Live and Let Die is a change of pace from Bond’s classier debut in Casino Royale. From odd beliefs in zombies and voodoo cults, to uncomfortable racial tropes and a slightly warmer, more romantic Bond even though the ghost of Vesper Lynd is entirely absent in the novel (“when the time comes I want to be alone with you, with all the time in the world”), Live and Let Die is a sophomoric effort in my view. Strangely enough, I greatly enjoyed the moments of background exposition, especially the classified information provided by the CIA or MI6, and as in Casino Royale I appreciated the latent paranoia underlying Bond’s coded phone call to MI6 following Felix Leiter’s injury. These moments stand out as Cold war literature at its finest.
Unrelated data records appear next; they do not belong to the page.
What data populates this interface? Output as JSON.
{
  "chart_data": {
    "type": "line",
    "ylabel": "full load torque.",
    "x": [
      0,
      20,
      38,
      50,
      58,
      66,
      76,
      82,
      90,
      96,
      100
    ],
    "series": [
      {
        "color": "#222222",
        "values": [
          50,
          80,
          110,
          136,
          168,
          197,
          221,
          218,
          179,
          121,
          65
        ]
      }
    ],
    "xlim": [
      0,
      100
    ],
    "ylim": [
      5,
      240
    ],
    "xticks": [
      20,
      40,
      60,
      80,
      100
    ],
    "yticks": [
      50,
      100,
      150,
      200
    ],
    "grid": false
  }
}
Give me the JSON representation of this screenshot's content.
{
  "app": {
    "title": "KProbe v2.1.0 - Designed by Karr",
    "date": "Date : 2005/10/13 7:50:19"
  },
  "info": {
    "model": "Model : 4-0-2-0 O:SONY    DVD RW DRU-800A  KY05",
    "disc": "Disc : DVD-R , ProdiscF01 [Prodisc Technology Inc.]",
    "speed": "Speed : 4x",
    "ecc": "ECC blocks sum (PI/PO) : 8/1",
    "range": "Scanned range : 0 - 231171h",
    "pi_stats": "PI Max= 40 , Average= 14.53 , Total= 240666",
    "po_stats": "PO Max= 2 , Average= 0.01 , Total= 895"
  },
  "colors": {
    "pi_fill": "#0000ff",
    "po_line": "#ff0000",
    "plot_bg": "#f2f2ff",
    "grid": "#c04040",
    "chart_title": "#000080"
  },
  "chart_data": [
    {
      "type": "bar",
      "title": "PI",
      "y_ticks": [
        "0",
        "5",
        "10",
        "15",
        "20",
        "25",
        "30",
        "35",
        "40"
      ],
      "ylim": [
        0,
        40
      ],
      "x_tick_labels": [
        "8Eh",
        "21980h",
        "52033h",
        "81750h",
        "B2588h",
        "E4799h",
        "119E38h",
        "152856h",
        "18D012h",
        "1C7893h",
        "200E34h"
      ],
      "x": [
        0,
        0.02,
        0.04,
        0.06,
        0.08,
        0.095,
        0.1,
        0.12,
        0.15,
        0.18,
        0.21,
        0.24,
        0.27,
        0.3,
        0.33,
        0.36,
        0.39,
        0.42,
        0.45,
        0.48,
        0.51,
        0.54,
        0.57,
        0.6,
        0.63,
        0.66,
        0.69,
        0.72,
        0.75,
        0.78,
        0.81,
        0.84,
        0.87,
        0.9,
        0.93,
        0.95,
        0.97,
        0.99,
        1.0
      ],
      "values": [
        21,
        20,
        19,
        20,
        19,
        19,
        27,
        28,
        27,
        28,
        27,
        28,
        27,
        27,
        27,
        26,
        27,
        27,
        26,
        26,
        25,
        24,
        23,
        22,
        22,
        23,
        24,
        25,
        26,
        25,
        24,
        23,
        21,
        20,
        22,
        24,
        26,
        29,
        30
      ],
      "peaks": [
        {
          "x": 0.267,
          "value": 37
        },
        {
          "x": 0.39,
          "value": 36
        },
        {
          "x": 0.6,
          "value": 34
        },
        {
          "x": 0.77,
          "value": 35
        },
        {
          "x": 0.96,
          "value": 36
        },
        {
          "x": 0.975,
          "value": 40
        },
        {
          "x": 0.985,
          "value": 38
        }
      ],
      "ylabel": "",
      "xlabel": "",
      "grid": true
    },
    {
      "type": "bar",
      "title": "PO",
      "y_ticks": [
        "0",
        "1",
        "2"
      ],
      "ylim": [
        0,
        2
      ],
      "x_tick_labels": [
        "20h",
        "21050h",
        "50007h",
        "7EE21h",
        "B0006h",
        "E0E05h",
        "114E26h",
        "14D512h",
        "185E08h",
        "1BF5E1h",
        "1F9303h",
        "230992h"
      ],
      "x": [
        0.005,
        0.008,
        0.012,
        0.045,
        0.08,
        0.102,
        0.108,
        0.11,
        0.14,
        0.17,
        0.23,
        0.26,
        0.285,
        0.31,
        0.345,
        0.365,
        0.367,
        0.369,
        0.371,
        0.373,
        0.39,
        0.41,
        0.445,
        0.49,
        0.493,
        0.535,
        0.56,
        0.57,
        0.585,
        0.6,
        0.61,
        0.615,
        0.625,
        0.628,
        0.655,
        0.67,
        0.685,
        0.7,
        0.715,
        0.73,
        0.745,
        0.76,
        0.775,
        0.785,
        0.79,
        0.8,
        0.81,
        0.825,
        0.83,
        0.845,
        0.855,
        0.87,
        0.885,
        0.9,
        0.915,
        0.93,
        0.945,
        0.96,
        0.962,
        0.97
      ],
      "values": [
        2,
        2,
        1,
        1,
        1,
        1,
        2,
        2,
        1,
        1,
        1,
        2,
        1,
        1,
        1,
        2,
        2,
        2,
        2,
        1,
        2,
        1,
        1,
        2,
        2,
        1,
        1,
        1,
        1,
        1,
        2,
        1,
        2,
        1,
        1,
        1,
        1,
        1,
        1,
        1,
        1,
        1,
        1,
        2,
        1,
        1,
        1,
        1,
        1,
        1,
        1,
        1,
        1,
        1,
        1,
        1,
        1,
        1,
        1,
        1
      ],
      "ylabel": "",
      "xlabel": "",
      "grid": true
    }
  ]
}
I liked the exotic locale of Jamaica in this novel. There are lots of interesting allusions to the age of exploration, from Christopher Columbus to Henry Morgan: “Here, because of the huge coastal swamps, nothing has happened since Columbus used Manatee Bay as a casual anchorage. Jamaican fishermen have taken the place of the Arawak Indians, but otherwise there is the impression that time has stood still” (172). Apparently, Bond knows Jamaica well, he visited the island once on an extended assignment after the war when the communists tried to infiltrate the Jamaican labor unions. I imagine Ian Fleming deeply enjoyed writing these scenes while sitting on the veranda of his tropical Goldeneye estate in Jamaica.

There are several differences between the book and the 1973 movie –the pirate gold is replaced in the movie with an underground heroin ring, and an additional character called Dr. Kananga is featured in the film as a front for Mr. Big. I would submit that both the movie and the book, though considerably different, are both mediocre outings for Mr. Bond and thus not essential reading/viewing for the casual James Bond fan.


Fleming, Ian. Live and Let Die. Thomas & Mercer in Las Vegas, NV c/o Ian Fleming Publications Ltd. 1954 (republished in 2012). Paperback edition.